Inflation looks set to rise gradually over the next two years, pushing above the Government's target rate, the Bank of England has warned.

In its quarterly inflation report, the Bank's key Monetary Policy Committee, which is responsible for setting interest rates, said the outlook was for "slightly higher" inflation than at the time of its last report in May.

The report blamed the recent fall in the value of the pound on the foreign exchanges for the rise in price pressures over the past three months.

It said the inflationary effect of the sharp fall in sterling had more than offset the recent weakening of pay pressures and the easing of growth in spending by consumers.

The MPC also warned Chancellor Gordon Brown's £43 billion public spending bonanza could add to price pressures.
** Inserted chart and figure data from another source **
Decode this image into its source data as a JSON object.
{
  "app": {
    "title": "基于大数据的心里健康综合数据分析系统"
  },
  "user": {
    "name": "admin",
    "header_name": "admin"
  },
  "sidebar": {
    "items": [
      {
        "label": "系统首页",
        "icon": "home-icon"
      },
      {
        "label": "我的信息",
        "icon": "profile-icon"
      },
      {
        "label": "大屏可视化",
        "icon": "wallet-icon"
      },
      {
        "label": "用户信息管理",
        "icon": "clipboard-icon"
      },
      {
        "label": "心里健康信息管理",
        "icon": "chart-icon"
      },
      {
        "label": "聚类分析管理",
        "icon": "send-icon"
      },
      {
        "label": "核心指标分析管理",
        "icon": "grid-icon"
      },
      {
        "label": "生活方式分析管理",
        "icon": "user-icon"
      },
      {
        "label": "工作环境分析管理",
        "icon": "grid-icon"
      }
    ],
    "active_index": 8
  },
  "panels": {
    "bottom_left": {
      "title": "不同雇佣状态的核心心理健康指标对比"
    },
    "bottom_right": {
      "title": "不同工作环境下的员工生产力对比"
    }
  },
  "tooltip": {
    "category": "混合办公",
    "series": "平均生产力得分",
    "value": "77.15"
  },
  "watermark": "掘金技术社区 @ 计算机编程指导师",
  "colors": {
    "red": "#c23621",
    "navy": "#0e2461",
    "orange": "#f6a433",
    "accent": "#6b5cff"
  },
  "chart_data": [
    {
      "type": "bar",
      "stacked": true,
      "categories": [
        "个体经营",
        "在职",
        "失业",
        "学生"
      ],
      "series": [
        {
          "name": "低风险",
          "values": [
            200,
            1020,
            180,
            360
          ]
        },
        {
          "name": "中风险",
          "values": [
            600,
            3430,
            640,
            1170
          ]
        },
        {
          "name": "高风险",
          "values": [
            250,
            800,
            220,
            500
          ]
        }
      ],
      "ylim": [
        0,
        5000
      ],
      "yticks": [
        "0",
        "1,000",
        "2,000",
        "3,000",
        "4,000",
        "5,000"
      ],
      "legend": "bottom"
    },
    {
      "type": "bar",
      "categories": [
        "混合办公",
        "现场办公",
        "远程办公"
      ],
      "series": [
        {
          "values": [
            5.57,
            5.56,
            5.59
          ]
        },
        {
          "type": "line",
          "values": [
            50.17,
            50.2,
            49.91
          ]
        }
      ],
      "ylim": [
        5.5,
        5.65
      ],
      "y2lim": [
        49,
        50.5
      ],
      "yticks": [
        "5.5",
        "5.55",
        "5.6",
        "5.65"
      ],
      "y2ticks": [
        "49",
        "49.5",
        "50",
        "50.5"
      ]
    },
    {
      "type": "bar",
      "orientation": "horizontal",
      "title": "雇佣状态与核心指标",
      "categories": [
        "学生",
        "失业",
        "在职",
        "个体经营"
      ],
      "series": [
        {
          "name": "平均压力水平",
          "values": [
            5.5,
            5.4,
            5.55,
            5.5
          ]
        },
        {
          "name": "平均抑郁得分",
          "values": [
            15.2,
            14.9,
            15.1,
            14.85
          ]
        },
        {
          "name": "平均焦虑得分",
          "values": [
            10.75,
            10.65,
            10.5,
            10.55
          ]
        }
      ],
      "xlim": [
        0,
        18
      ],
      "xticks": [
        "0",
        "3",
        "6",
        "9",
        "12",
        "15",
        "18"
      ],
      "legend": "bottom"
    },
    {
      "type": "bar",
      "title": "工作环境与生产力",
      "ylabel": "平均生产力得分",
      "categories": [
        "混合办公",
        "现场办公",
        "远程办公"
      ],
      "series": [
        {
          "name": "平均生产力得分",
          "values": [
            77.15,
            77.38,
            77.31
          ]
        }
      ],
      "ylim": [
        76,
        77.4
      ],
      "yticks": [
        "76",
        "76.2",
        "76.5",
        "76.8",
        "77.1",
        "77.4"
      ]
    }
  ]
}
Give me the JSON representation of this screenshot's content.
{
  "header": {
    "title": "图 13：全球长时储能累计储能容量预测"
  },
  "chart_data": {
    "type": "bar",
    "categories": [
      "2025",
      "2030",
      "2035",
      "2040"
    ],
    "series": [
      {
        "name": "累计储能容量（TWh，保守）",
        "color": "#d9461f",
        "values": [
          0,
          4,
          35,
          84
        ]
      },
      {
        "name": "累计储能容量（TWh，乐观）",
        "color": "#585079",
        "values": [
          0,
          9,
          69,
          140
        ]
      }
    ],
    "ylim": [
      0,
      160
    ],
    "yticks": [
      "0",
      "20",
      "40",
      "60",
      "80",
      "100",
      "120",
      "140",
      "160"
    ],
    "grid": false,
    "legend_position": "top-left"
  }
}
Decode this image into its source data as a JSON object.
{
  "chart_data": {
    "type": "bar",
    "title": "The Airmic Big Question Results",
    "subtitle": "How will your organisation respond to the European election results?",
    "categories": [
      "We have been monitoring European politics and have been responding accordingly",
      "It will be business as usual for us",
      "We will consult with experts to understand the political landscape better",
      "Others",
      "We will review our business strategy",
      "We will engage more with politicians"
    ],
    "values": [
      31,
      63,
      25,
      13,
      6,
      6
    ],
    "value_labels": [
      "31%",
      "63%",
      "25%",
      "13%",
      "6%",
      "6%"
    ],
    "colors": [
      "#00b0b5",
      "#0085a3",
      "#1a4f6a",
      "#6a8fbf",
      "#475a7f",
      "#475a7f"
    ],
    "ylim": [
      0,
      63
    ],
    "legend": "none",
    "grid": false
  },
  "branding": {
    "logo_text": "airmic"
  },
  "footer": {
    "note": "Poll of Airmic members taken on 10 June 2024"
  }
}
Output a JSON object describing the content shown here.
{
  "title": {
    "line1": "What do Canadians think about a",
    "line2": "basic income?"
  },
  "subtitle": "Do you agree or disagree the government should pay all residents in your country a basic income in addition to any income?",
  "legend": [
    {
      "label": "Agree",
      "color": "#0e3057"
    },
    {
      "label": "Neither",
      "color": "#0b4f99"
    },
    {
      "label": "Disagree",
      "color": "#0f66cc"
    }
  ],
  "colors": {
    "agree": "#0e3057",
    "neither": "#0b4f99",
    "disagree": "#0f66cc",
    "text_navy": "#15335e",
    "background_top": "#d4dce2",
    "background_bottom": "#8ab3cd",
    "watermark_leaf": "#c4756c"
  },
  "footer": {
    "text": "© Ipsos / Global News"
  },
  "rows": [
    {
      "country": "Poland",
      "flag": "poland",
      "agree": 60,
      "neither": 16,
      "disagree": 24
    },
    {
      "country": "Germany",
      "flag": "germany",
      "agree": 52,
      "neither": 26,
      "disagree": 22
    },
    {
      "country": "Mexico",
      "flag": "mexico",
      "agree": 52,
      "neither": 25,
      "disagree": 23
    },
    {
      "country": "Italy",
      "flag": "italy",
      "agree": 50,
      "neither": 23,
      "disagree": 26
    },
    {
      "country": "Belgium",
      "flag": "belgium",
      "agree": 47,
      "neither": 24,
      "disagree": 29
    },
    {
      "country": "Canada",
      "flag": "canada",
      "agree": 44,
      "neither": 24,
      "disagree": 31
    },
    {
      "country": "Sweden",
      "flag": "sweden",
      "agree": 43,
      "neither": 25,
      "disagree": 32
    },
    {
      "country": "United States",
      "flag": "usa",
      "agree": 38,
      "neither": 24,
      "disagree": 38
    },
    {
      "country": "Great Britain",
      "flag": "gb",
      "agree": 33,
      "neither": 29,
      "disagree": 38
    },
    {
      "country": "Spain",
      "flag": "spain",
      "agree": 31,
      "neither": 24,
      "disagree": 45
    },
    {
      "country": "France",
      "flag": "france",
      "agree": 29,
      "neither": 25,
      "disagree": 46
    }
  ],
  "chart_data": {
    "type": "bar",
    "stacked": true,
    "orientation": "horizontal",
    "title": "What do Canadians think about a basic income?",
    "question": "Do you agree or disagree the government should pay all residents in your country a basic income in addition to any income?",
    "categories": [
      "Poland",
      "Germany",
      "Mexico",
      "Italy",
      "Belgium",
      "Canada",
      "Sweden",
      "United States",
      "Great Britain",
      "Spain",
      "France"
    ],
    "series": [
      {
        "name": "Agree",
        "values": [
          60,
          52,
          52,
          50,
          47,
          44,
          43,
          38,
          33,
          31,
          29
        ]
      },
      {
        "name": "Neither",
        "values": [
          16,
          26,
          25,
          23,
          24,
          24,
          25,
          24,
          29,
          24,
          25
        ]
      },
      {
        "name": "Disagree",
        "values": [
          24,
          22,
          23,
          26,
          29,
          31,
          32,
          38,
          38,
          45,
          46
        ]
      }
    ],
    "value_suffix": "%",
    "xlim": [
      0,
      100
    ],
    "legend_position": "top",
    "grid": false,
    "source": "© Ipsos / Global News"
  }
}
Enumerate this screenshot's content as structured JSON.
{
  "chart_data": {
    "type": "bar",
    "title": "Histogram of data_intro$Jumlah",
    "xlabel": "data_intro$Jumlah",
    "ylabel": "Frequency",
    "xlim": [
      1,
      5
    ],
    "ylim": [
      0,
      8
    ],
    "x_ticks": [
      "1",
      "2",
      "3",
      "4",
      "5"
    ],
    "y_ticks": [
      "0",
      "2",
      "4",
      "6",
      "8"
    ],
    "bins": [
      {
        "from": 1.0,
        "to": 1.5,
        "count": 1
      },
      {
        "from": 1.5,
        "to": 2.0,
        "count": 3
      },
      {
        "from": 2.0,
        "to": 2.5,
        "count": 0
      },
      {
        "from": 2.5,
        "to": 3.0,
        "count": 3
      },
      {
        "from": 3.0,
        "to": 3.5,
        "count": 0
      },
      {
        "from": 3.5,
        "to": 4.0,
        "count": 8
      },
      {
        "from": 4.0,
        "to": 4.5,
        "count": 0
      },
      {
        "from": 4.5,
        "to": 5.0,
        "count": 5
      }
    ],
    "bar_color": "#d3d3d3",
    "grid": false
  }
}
It said Government spending was "marginally higher" than announced at the time of the Budget in March as Mr Brown had allowed Whitehall departments to carry forward more underspending from previous years.

"Depending on the extent of possible future underspending, these measures may make the small addition to overall demand growth," the report said.

The immediate outlook for the economy was for steady growth with underlying inflation around the Government's 2.5 per cent target rate.

"But overall demand and supply must remain in balance if that prospect is to be maintained," the report cautioned.

"This suggests that private sector domestic demand growth will need to slow in the period ahead, and pay pressures must not intensify."

The report said that the apparent cooling of the housing market was among the signs that the underlying momentum in the growth of consumer spending was easing.